Corporate activism is not a bad bet as a business strategy either. It can have a significant impact on the bottom line, for instance through higher loyalty among your customers and top talent who share your values, access to an increasing capital market of impact investing as well as being upfront in regards to tightening regulation.
This article aims to provide a framework based on the experience from the Finnish real estate and service company Ylva and the work think tank Demos Helsinki has done with both small and large companies. Based on what we learned, we have identified five steps needed to become a corporate activist.
Step 1. Understand the impact of your industry
It is important to recognise what role your industry plays in global challenges, and which are the key changes needed within the industry. Every company can and should have an impact that goes beyond its clients or immediate supply chain. For instance, 40% of global CO2 emissions comes from construction and real estate. New regulation towards sustainability targets, or engaging directly with the industry in order to increase national standards, should be on the roadmap of all companies wanting to build sustainable futures.
Step 2. Start from action
Too often societal goals are stated in abstract speeches or on the pages of annual reports. Alternatively, companies take action that is irrelevant or completely disconnected from the core activities of the organisation. For a corporate activist, action should focus on the core operations of the company. For a restaurant chain this can mean, for instance, banning the use of beef while at the same time investing in vegan food offerings. Beef-free restaurants not only reduced CO2 emissions immediately, but can also catalyse a national debate on the role of beef and dairy in climate change.
Step 3. Align the culture with impact
In the end, culture matters most for the permanent transition of any organization. Moving from a company that primarily focused on profit to a corporate activist is a big leap within the organisation. Yet, there are multiple benefits such as significant increase in employee retention or recruitment.

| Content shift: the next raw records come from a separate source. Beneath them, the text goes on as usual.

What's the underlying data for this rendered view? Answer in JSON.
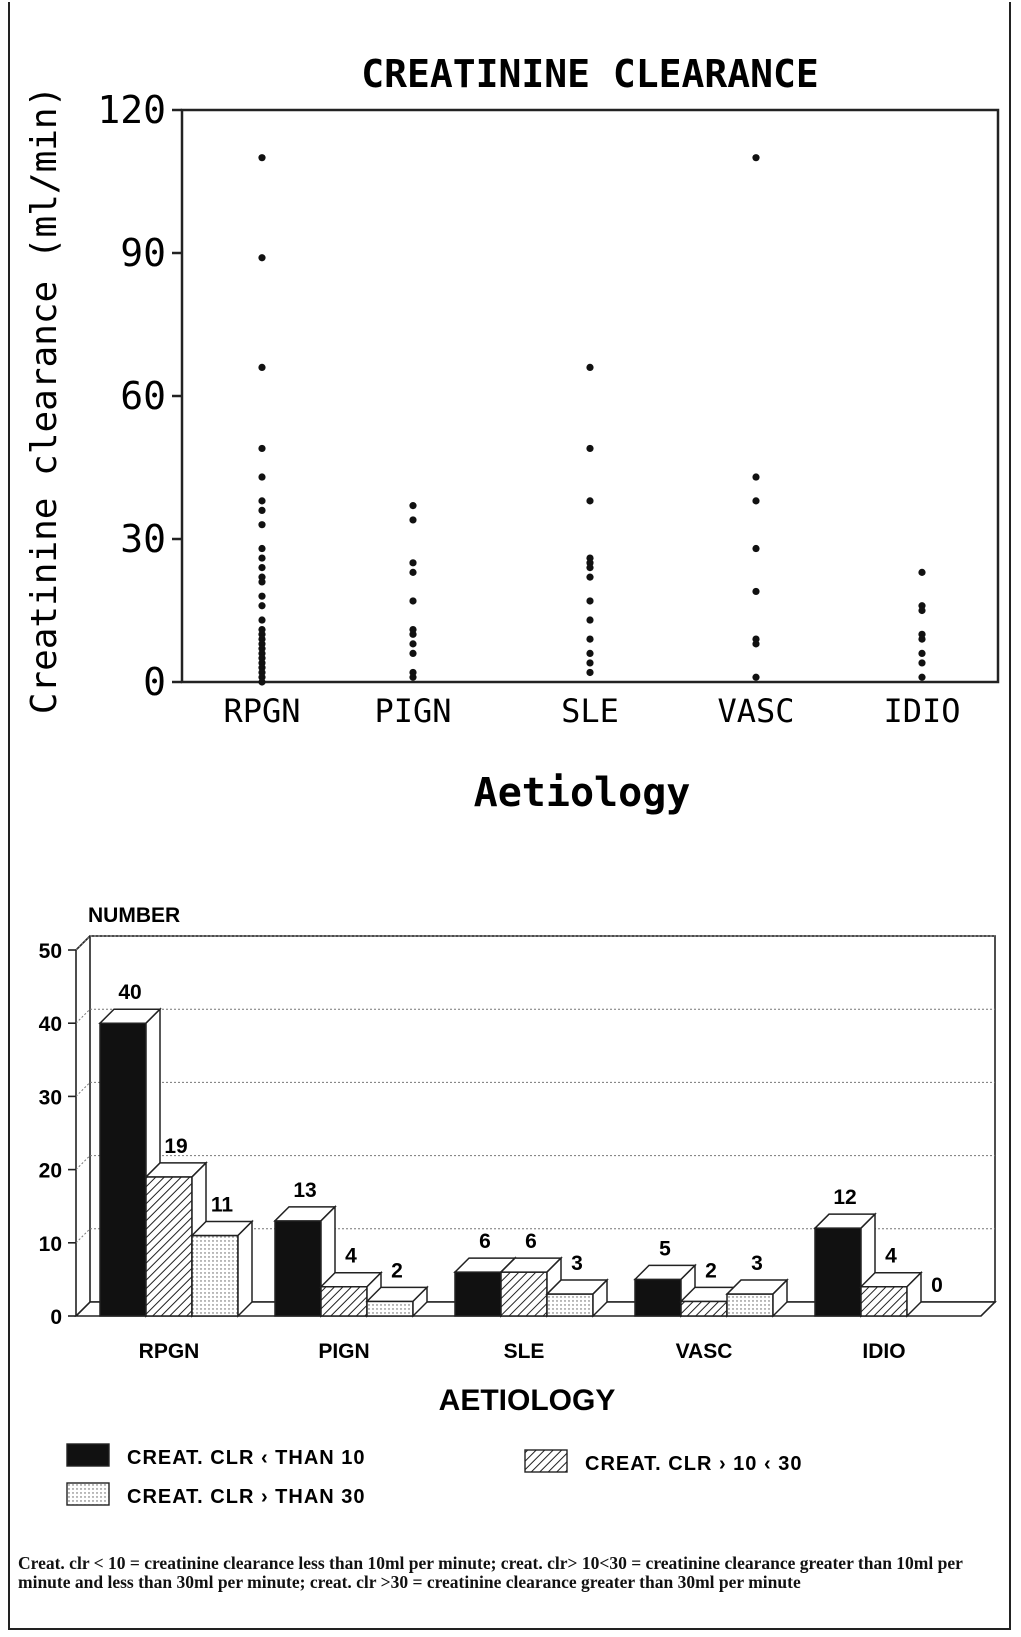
{
  "chart_data": [
    {
      "type": "scatter",
      "title": "CREATININE CLEARANCE",
      "xlabel": "Aetiology",
      "ylabel": "Creatinine clearance (ml/min)",
      "categories": [
        "RPGN",
        "PIGN",
        "SLE",
        "VASC",
        "IDIO"
      ],
      "ylim": [
        0,
        120
      ],
      "yticks": [
        "0",
        "30",
        "60",
        "90",
        "120"
      ],
      "grid": false,
      "points": {
        "RPGN": [
          110,
          89,
          66,
          49,
          43,
          38,
          36,
          33,
          28,
          26,
          24,
          22,
          21,
          18,
          16,
          13,
          11,
          10,
          9,
          8,
          7,
          6,
          5,
          4,
          3,
          2,
          1,
          0
        ],
        "PIGN": [
          37,
          34,
          25,
          23,
          17,
          11,
          10,
          8,
          6,
          2,
          1
        ],
        "SLE": [
          66,
          49,
          38,
          26,
          25,
          24,
          22,
          17,
          13,
          9,
          6,
          4,
          2
        ],
        "VASC": [
          110,
          43,
          38,
          28,
          19,
          9,
          8,
          1
        ],
        "IDIO": [
          23,
          16,
          15,
          10,
          9,
          6,
          4,
          1
        ]
      }
    },
    {
      "type": "bar",
      "title": "",
      "ylabel": "NUMBER",
      "xlabel": "AETIOLOGY",
      "categories": [
        "RPGN",
        "PIGN",
        "SLE",
        "VASC",
        "IDIO"
      ],
      "ylim": [
        0,
        50
      ],
      "yticks": [
        "0",
        "10",
        "20",
        "30",
        "40",
        "50"
      ],
      "grid": true,
      "legend_position": "bottom",
      "series": [
        {
          "name": "CREAT. CLR ‹ THAN 10",
          "values": [
            40,
            13,
            6,
            5,
            12
          ],
          "labels": [
            "40",
            "13",
            "6",
            "5",
            "12"
          ],
          "color": "#111111",
          "pattern": "solid"
        },
        {
          "name": "CREAT. CLR › 10 ‹ 30",
          "values": [
            19,
            4,
            6,
            2,
            4
          ],
          "labels": [
            "19",
            "4",
            "6",
            "2",
            "4"
          ],
          "color": "#ffffff",
          "pattern": "hatch"
        },
        {
          "name": "CREAT. CLR › THAN 30",
          "values": [
            11,
            2,
            3,
            3,
            0
          ],
          "labels": [
            "11",
            "2",
            "3",
            "3",
            "0"
          ],
          "color": "#ffffff",
          "pattern": "dots"
        }
      ]
    }
  ],
  "footnote": "Creat. clr < 10 = creatinine clearance less than 10ml per minute; creat. clr> 10<30 = creatinine clearance greater than 10ml per minute and less than 30ml per minute; creat. clr >30 = creatinine clearance greater than 30ml per minute"
}
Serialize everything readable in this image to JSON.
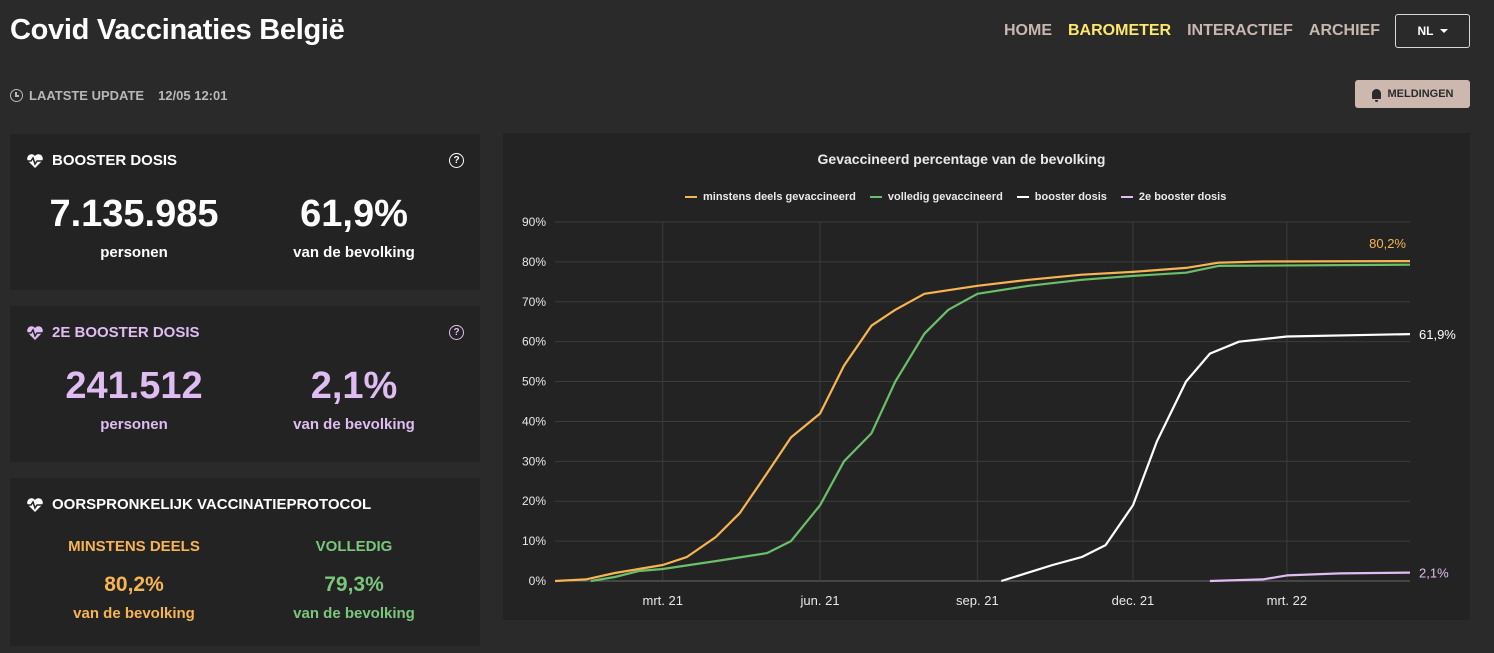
{
  "header": {
    "title": "Covid Vaccinaties België",
    "nav": [
      {
        "label": "HOME",
        "active": false
      },
      {
        "label": "BAROMETER",
        "active": true
      },
      {
        "label": "INTERACTIEF",
        "active": false
      },
      {
        "label": "ARCHIEF",
        "active": false
      }
    ],
    "language": "NL"
  },
  "update": {
    "label": "LAATSTE UPDATE",
    "time": "12/05 12:01",
    "icon": "clock-icon"
  },
  "notifications_label": "MELDINGEN",
  "cards": {
    "booster": {
      "title": "BOOSTER DOSIS",
      "count": "7.135.985",
      "count_label": "personen",
      "percent": "61,9%",
      "percent_label": "van de bevolking",
      "help": "?"
    },
    "second_booster": {
      "title": "2E BOOSTER DOSIS",
      "count": "241.512",
      "count_label": "personen",
      "percent": "2,1%",
      "percent_label": "van de bevolking",
      "help": "?"
    },
    "original": {
      "title": "OORSPRONKELIJK VACCINATIEPROTOCOL",
      "partial_title": "MINSTENS DEELS",
      "partial_value": "80,2%",
      "partial_label": "van de bevolking",
      "full_title": "VOLLEDIG",
      "full_value": "79,3%",
      "full_label": "van de bevolking"
    }
  },
  "colors": {
    "orange": "#f7b552",
    "green": "#6abf69",
    "white": "#ffffff",
    "lilac": "#dfbdf2",
    "accent": "#fde86b"
  },
  "chart_data": {
    "type": "line",
    "title": "Gevaccineerd percentage van de bevolking",
    "x_ticks": [
      "mrt. 21",
      "jun. 21",
      "sep. 21",
      "dec. 21",
      "mrt. 22"
    ],
    "y_ticks": [
      "0%",
      "10%",
      "20%",
      "30%",
      "40%",
      "50%",
      "60%",
      "70%",
      "80%",
      "90%"
    ],
    "ylim": [
      0,
      90
    ],
    "x_range": [
      "2020-12-28",
      "2022-05-12"
    ],
    "series": [
      {
        "name": "minstens deels gevaccineerd",
        "color": "#f7b552",
        "end_label": "80,2%",
        "points": [
          [
            "2020-12-28",
            0
          ],
          [
            "2021-01-15",
            0.4
          ],
          [
            "2021-02-01",
            2
          ],
          [
            "2021-02-15",
            3
          ],
          [
            "2021-03-01",
            4
          ],
          [
            "2021-03-15",
            6
          ],
          [
            "2021-04-01",
            11
          ],
          [
            "2021-04-15",
            17
          ],
          [
            "2021-05-01",
            27
          ],
          [
            "2021-05-15",
            36
          ],
          [
            "2021-06-01",
            42
          ],
          [
            "2021-06-15",
            54
          ],
          [
            "2021-07-01",
            64
          ],
          [
            "2021-07-15",
            68
          ],
          [
            "2021-08-01",
            72
          ],
          [
            "2021-09-01",
            74
          ],
          [
            "2021-10-01",
            75.5
          ],
          [
            "2021-11-01",
            76.8
          ],
          [
            "2021-12-01",
            77.5
          ],
          [
            "2022-01-01",
            78.5
          ],
          [
            "2022-01-20",
            79.8
          ],
          [
            "2022-02-15",
            80.1
          ],
          [
            "2022-05-12",
            80.2
          ]
        ]
      },
      {
        "name": "volledig gevaccineerd",
        "color": "#6abf69",
        "end_label": "",
        "points": [
          [
            "2021-01-18",
            0
          ],
          [
            "2021-02-01",
            1
          ],
          [
            "2021-02-15",
            2.5
          ],
          [
            "2021-03-01",
            3
          ],
          [
            "2021-04-01",
            5
          ],
          [
            "2021-05-01",
            7
          ],
          [
            "2021-05-15",
            10
          ],
          [
            "2021-06-01",
            19
          ],
          [
            "2021-06-15",
            30
          ],
          [
            "2021-07-01",
            37
          ],
          [
            "2021-07-15",
            50
          ],
          [
            "2021-08-01",
            62
          ],
          [
            "2021-08-15",
            68
          ],
          [
            "2021-09-01",
            72
          ],
          [
            "2021-10-01",
            74
          ],
          [
            "2021-11-01",
            75.5
          ],
          [
            "2021-12-01",
            76.5
          ],
          [
            "2022-01-01",
            77.3
          ],
          [
            "2022-01-20",
            79
          ],
          [
            "2022-05-12",
            79.3
          ]
        ]
      },
      {
        "name": "booster dosis",
        "color": "#ffffff",
        "end_label": "61,9%",
        "points": [
          [
            "2021-09-15",
            0
          ],
          [
            "2021-10-15",
            4
          ],
          [
            "2021-11-01",
            6
          ],
          [
            "2021-11-15",
            9
          ],
          [
            "2021-12-01",
            19
          ],
          [
            "2021-12-15",
            35
          ],
          [
            "2022-01-01",
            50
          ],
          [
            "2022-01-15",
            57
          ],
          [
            "2022-02-01",
            60
          ],
          [
            "2022-03-01",
            61.3
          ],
          [
            "2022-05-12",
            61.9
          ]
        ]
      },
      {
        "name": "2e booster dosis",
        "color": "#dfbdf2",
        "end_label": "2,1%",
        "points": [
          [
            "2022-01-15",
            0
          ],
          [
            "2022-02-15",
            0.4
          ],
          [
            "2022-03-01",
            1.4
          ],
          [
            "2022-04-01",
            1.9
          ],
          [
            "2022-05-12",
            2.1
          ]
        ]
      }
    ]
  }
}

A concrete way forward can be, for instance, co-creating a set of guiding principles together with all employees in which key values and goals of the company are clearly stated. This type of concrete deliberation of how corporate activism should be reflected in everyday work can enable every individual to reflect on their work and the importance of their roles in achieving the goal.
Step 4. Change the core of the company
Change should be reflected in the whole organisation, including its structures. This should mean multiple things, from ensuring that there is a strong societal analysis to documenting corporate activism in strategy or rules. In more concrete terms, the leadership team should use a significant amount of time to have a strong and future-oriented analysis of society and its challenges. Secondly, corporate activism should be stated as a strategic position that is reflected in all operational activities. For instance, in order to cut emissions, CO2 reduction should be used as a key performance indicator in determining employee incentives, alongside more traditional profitability metrics. Thirdly, the societal goal should be reflected in the bylaws. An example of such documentation would be WWFs suggestion for companies to commit to the Paris agreement climate targets.
Step 5. Share, share, share
Corporate activism also means radical transparency in sharing learnings and best practices. This means being actively involved in different networks, whether national or international. And open sourcing as much of the development work for instance on new sustainability innovations. A concrete way for companies to achieve this is to document the steps they are taking to improve society.
The world needs more corporate activism. These five steps have helped us to get started. Corporate activism is a broad topic and there are many unanswered questions ranging from political philosophy to corporate management. While seeking answers, we need to simultaneously accelerate action in order to ensure that the private sector plays a significant role in solving the most urgent challenges of our times.